Nous avons déjà évoqué Sainte-Colombe, paroisse et fief avant la Révolution (auj. com. de Ste-Colombe-des-Bois), qui fut associé à Vergers dès le XVème siècle. Dans cette même paroisse nous avons vu La Montoise et son vieux manoir.

Au coeur des collines boisées qui surplombent le Val de Bargis, l’Accotin prend sa source au hameau de Couthion, serpente au milieu d’une verte vallée et rejoint le Nohain en contrebas de Suilly-la-Tour. Malgré son modeste débit il a été équipé de moulins à forge (ou à grains) alimentés par des retenues : chaque kilowatt était précieux pour traiter le minerai de fer, le fondre et le forger. Nous connaissons déjà l’un des sites : Chailloy – parfois appelé Chaillenoy dans des actes anciens – avec sa belle maison de maître Renaissance. La famille du théologien protestant Théodore de Bèze y avait exercé ses talents industrieux au XVIème siècle, avant de se voir confisquer ses biens et de quitter la France pour Genève. Avant eux des seigneurs de Chailloy – les Guesdat, de Nevers – paraissent avoir détenu aussi un fief dit de l’Accotion – dont le nom suggère une éponymie entre le village-source et la rivière – et qui consistait peut-être en droits sur la rivière.

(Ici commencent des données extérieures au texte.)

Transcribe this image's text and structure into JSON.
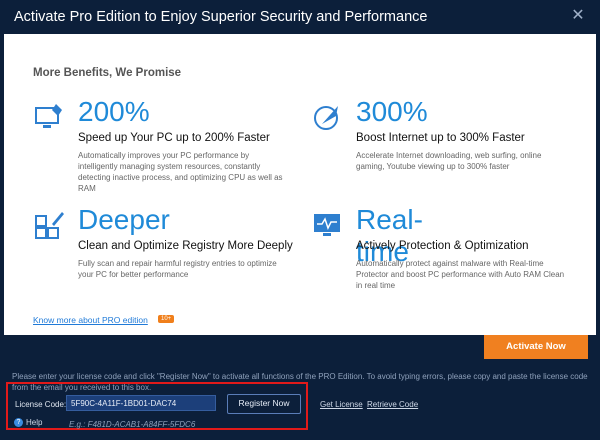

Découvrons aujourd’hui un autre site de la paroisse de Sainte-Colombe, juste en amont de Chailloy, dont les traces féodales sont ténues mais qui eut une grande importance dans le réseau métallurgique donziais : Champdoux.

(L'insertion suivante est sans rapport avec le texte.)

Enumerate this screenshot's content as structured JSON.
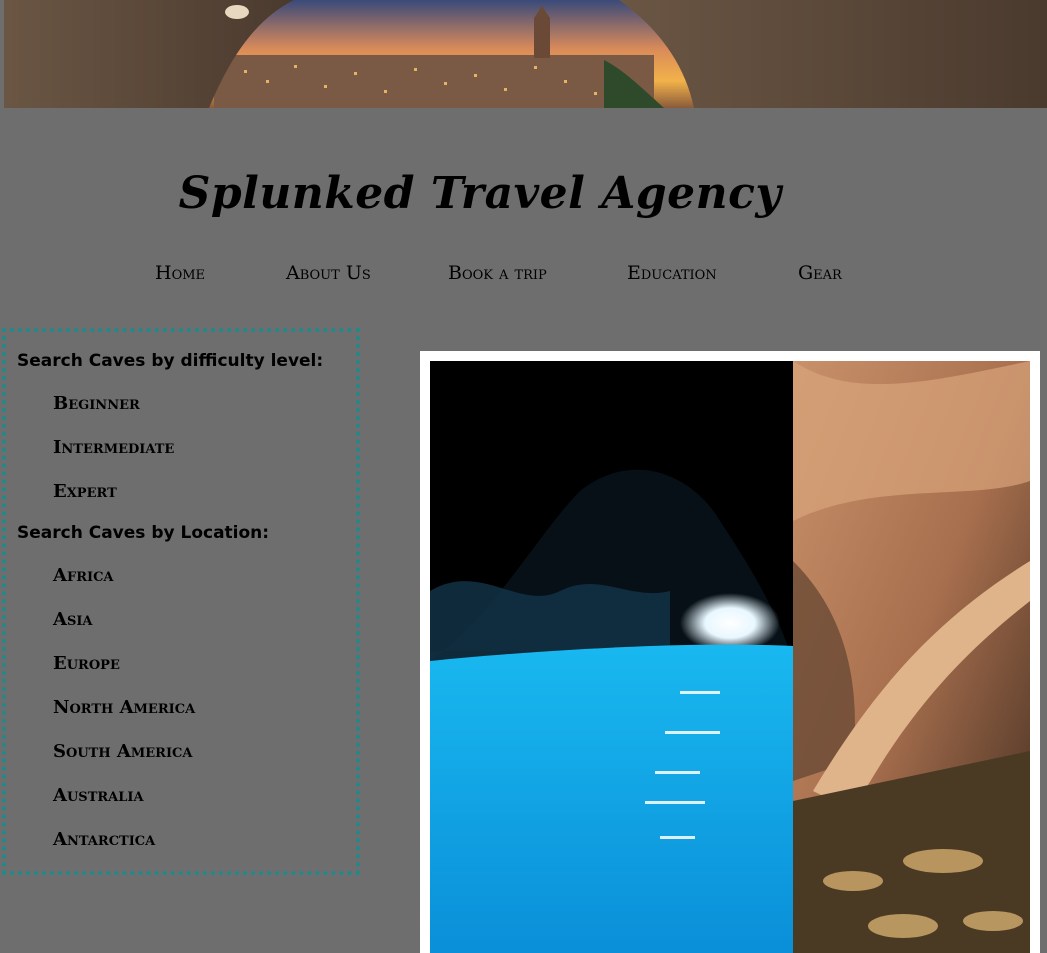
{
  "banner": {
    "alt": "Matera cave view banner"
  },
  "site": {
    "title": "Splunked Travel Agency"
  },
  "nav": {
    "items": [
      {
        "label": "Home"
      },
      {
        "label": "About Us"
      },
      {
        "label": "Book a trip"
      },
      {
        "label": "Education"
      },
      {
        "label": "Gear"
      }
    ]
  },
  "sidebar": {
    "difficulty_heading": "Search Caves by difficulty level:",
    "difficulty": [
      {
        "label": "Beginner"
      },
      {
        "label": "Intermediate"
      },
      {
        "label": "Expert"
      }
    ],
    "location_heading": "Search Caves by Location:",
    "locations": [
      {
        "label": "Africa"
      },
      {
        "label": "Asia"
      },
      {
        "label": "Europe"
      },
      {
        "label": "North America"
      },
      {
        "label": "South America"
      },
      {
        "label": "Australia"
      },
      {
        "label": "Antarctica"
      }
    ]
  },
  "colors": {
    "page_bg": "#6e6e6e",
    "sidebar_border": "#1e8b8b",
    "photo_frame": "#ffffff"
  }
}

C’est aujourd’hui un hameau bucolique bordant un vaste étang, avec un charmant gué de l’Accotin, que le marcheur peut aussi traverser à sec par un vieux pont de pierre jouxtant un lavoir. Le site hydraulique et bâti de la forge y est visible, mais les traces de l’activité industrielle qui perdura jusqu’au XIXème siècle sont largement effacées.

                                           

« L’Inventaire des forges et fourneaux de la Nièvre XVIIème-XXème siècles » (in Etudes et documents des Musées de la Nièvre, n°8, 2006) décrit ainsi le site de Champdoux

« Le fourneau appartenait au duc de Nevers. Il est affermé par Le Vau lors de la création de la manufacture de Beaumont-la-Ferrière en 1685. Il produisait 500 tonnes de fonte par an, à partir de minerai de Villate, de la Ronce, de Bulcy et de Mézières. Il possédait aussi une petite forge en complément. Son vaste étang faisait tourner l’usine de 7 à 10 mois par an. Le premier octobre 1682, Jean Lombard, 1er fondeur des canons du roi en la province de Nivernois l’afferme pour y couler des tuyaux de fonte pour la conduite des eaux des fontaines de Versailles, marché qu’il ne peut finalement honorer mais qui sera poursuivi jusqu’en 1683. L’usine appartient en l’an IX à la duchesse de Cossé-Brissac fille du dernier duc de Nivernais (ndlr : Diane-Hortense Mancini (1742-1808), puis sous l’Empire à Caroillon-Destillères (ndlr : Claude-Xavier Carvillon des Tillères (1748-1814). Les productions sont très importantes : entre 750 tonnes de fonte en 1794 et 450 tonnes en 1809. En 1812, Destillères, qui continue son activité, ne produit finalement plus que 250 tonnes de fonte car il se consacre en partie à la vente de bois vers Paris. Le fourneau est reconstruit à neuf en 1830. En 1839, le comte d’Osmond (ndlr : Rainulphe d’Osmond (1788-1862) gendre de Caroillon et frère de la fameuse comtesse de Boigne) l’équipe d’une soufflerie à cylindre. L’entreprise se compose du haut fourneau, d’un lavoir à bras, d’une soufflerie et d’un bocard à laitier. Elle est alors l’une des plus grosses usines de la Nièvre….Le site a été transformé en habitation et ferme…».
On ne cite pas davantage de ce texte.